The Debt Agreement Reform Bill 2018 has now passed the Senate with recommendations.

The aim of the reform was to make the Debt Agreement system more accessible and to "provide greater protection for debtors and creditors". And the Attorney-General, Christian Porter said the reform will, "boost confidence in the professionalism of debt agreement administrators, deter unscrupulous practices and enhance transparency". Our article on the Bill in February explained the implications and our views on how it will affect debtors and creditors alike.

A debt agreement also called a Part 9 (under Part IX of the Bankruptcy Act 1966) is when a person (debtor) makes a formal proposal to their creditors to ask them to accept an arrangement that is less than full payment of their debt. The reform is centred on changing the eligibility to propose and enter into a debt agreement and change how the payments are calculated. Currently, three main threshold limits (indexed quarterly) dictate if a debt agreement is an option for those struggling with personal debt:

  • A person cannot propose a debt agreement if their unsecured debts are more than $114,478.00.
  • A person cannot propose a debt agreement if their divisible property is more than $114,478.00 (e.g. equity in a property)
  • A person cannot propose a debt agreement if their after-tax income is more than $85,858.50 in a 12-month period (following the accepted debt agreement starting).

The reform includes a new payment-to-income ratio for debtors, which is to ensure affordability of the repayments by the debtor, and doubling the asset threshold, which would allow those with that increased equity in homes to access the scheme. Also proposed was a new term of three years compared to the current practice of a four- to five-year term.

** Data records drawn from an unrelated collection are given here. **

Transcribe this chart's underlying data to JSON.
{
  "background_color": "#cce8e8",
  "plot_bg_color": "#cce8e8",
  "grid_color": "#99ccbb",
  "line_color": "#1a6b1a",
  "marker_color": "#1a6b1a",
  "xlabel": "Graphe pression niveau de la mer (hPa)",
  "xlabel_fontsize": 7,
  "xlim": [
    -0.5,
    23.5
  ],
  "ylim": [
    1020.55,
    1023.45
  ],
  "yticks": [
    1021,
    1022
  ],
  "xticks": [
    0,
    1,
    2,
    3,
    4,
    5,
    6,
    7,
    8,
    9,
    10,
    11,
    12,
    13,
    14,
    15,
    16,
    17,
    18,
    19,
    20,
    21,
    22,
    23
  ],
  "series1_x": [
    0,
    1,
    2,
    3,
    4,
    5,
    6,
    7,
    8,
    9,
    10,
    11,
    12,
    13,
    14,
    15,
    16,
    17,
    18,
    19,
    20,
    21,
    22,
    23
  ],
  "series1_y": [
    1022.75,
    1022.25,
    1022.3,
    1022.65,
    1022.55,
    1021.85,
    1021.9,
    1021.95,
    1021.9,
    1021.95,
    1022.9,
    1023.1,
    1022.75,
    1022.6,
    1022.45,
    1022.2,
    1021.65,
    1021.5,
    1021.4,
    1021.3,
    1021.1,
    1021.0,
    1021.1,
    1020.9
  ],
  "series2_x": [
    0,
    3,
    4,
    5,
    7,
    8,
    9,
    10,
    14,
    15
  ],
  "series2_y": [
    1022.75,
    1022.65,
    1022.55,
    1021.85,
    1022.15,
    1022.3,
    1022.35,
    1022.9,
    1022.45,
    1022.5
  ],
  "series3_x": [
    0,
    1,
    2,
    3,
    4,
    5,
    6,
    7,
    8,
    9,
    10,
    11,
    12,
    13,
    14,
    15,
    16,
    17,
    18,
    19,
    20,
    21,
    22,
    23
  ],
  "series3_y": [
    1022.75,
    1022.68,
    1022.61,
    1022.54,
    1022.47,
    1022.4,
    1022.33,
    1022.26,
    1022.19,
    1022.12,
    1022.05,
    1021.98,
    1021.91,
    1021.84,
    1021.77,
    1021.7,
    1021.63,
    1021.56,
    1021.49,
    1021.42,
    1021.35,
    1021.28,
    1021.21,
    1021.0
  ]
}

Our view on the proposed reform was that a fair balance was needed between creditors being able to recoup their loss and debtors having some assurance over financial wellbeing. We highlighted the following elements as being cause for concern and influence how debtors are affected by their choices:

  • Some creditors may require a minimum return rate on their debts, which is achievable by increasing the number of payments and why debt agreements are often one or two years longer (at least) than the standard three-year bankruptcy period.
  • Life events like an employment loss, unexpected medical expenses or having a baby, can change the ability to make the agreed payment amounts.
  • If creditors no longer favour the agreement terms and consequently terminate the debt agreement, debtors are left only to contemplate bankruptcy as a solution.

And it seems that the Senate Committee concurred with our primary concerns.

Their recommendations in passing the Debt Agreement Reform Bill 2018 are:

  • Give debtors flexibility to vary their debt agreement up to five years if a substantial and unforeseen change in circumstances is likely to prevent the debt agreement being completed.
  • Enable debtors who own or have equity in their principal place of residence to propose a debt agreement term up to five years, and to exempt them from the requirement to comply with the payment-to-income ratio.
  • Better target low income debtors with the functionality of the payment-to-income ratio formula.
  • Allow debtors to propose payments that exceed the payment-to-income ratio percentage if the source of the funds is viable.
  • Amend the Bill's and Bankruptcy Act's offences description and characteristics to ensure consistency with standards in the Criminal Code Act 1995 and the Guide to Framing Commonwealth Offences, Infringement Notices and Enforcement Powers.
  • Extend the commencement of the Bill's provisions (most of them) to nine months after Royal Assent.
  • Prohibit debtors from administering their own debt agreement.

The new debt agreement legislation is expected to be effective 9 months after it receives Royal Assent.

We urge that professional advisors and debtors to seek the right advice for their circumstances. This advice should come from appropriately qualified specialists. At Worrells, we offer all insolvency services, including debt agreements (Part IXs), personal insolvency agreements (Part Xs), and bankruptcies, therefore we always provide the appropriate advice based on the debtor's circumstances.

The content of this article is intended to provide a general guide to the subject matter. Specialist advice should be sought about your specific circumstances.